Paddlers ‘bronzed’ in Bora Bora

Ron Lund found himself along the waterfront in Silverdale one day, intrigued by what he was watching out on Dyes Inlet.

Silverdale’s Hui Heihei Wa’a Outrigger Canoe Club was hosting its annual regatta.

“I asked how you get involved,” Lund said. “It was $10 and an application.”

Five years later, Lund found himself part of a senior master men’s team (age 50 and above) that was in Bora Bora, competing in the 2002 World Sprint Outrigger Canoe Championships.

The team from Silverdale became the first paddlers from the U.S. mainland to win a medal in the 20-year history of the world championships, finishing third in the 500-meter event.

Lund, at 70, was the oldest registered paddler in the competition, which drew over 1,000 paddlers from 14 countries. Other Hui Heihei Wa’a paddlers were Mike Byers, Cedric Tabanera, Kim LaFontaine, Mike Szewcyzk, Patrick Rammell and Al Atiz.

“It’s the thrill of a lifetime really,” Lund said. “It’s the first time I’ve ever done anything on this scale. When we crossed the finish line, we were so tired, but the adrenaline was going so fast. It was pretty exciting. Getting up on the podium and having them raise the flags and do all that, that brought a tear to my eye.”

The Silverdale club also competed in the 1,000- and 1,500-meter races by meeting certain qualifying standards during regattas last season.

The paddlers practiced during the frigid winter months to get ready for the trip to Bora Bora. When Dyes Inlet was too rough, and it was rough more times than not, they moved their training sessions to Kitsap Lake.

“It was cold and it was miserable,” Lund said.

The weather was hot — temperatures reached 103 degrees with 92 percent humidity — and the racing conditions in Bora Bora were perfect.

“We had 14 racing lanes in a beautiful lagoon that was protected by a series of small islands and a reef,” he said. “Fourteen lanes is a heckuva long way into the water, but the water depth at the last lane was not even arm-pit length. The depth of the water we raced in was about four or five feet.”

The teams competed in identical double hull outriggers that were provided by race officials.

“They made all the boats in the same mold,” Lund said. “They tried to make them identical. I didn’t hear any complaints. They did the same with the one-man boats, too. It would have been too expensive to take your own boat.”

Two teams from Tahiti finished ahead of the Hui Heihei Wa’a club, which covered the 500 meters in 2 minutes, 30 seconds.

“The Tahitians were a lot faster,” Lund said. “We knew we couldn’t beat the Tahitians. Because of the weather, they can paddle every day. There was a team from Hawaii that was hand-picked by a world-famous coach. We beat them. We’re prouder of that than anything else.”
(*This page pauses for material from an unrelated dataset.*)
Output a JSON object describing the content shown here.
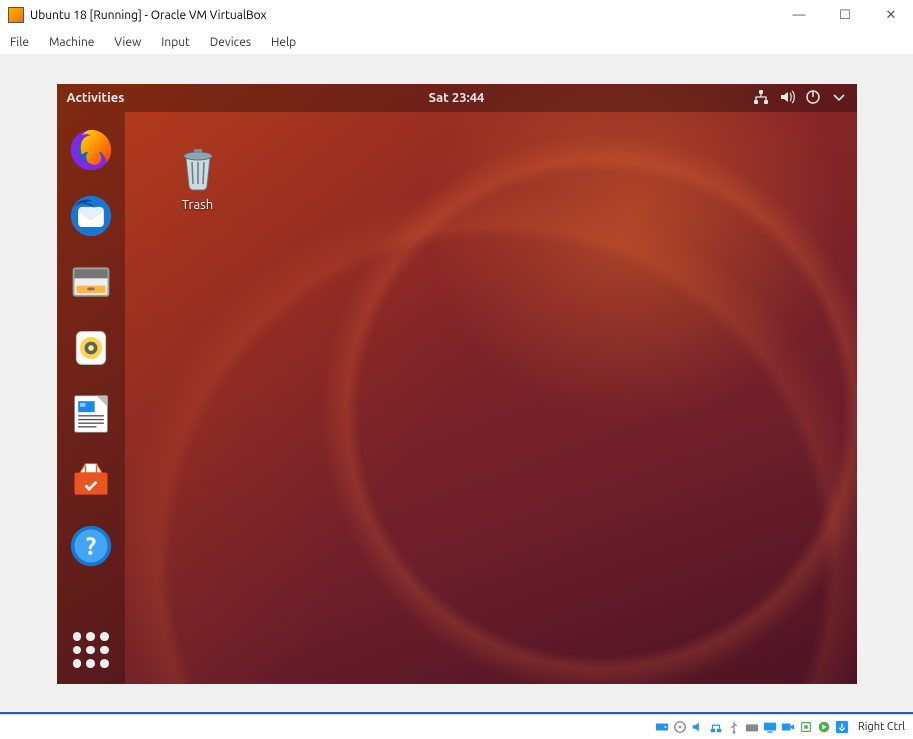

Atiz and Tabanera are transplanted Hawaiians and the others, except for Lund, were born and raised in Hawaii.

It didn’t take long for Lund for become a die-hard paddler.

“I bought into it hook, line and sinker,” he said. “It’s a good, clean sport. It’s great exercise and the people I paddle with are wonderful people. I really enjoy their company. It’s the same way with everybody in the club. The Hawaiians, they don’t need much of an excuse to have a potluck and a good time.”

The Hui Heihi Wa’a crew hopes to qualify for the 2004 world championships, which will be held in Hawaii. New Zealand (2004) and Sacramento, Calif. (2006) are other future sites of the competition.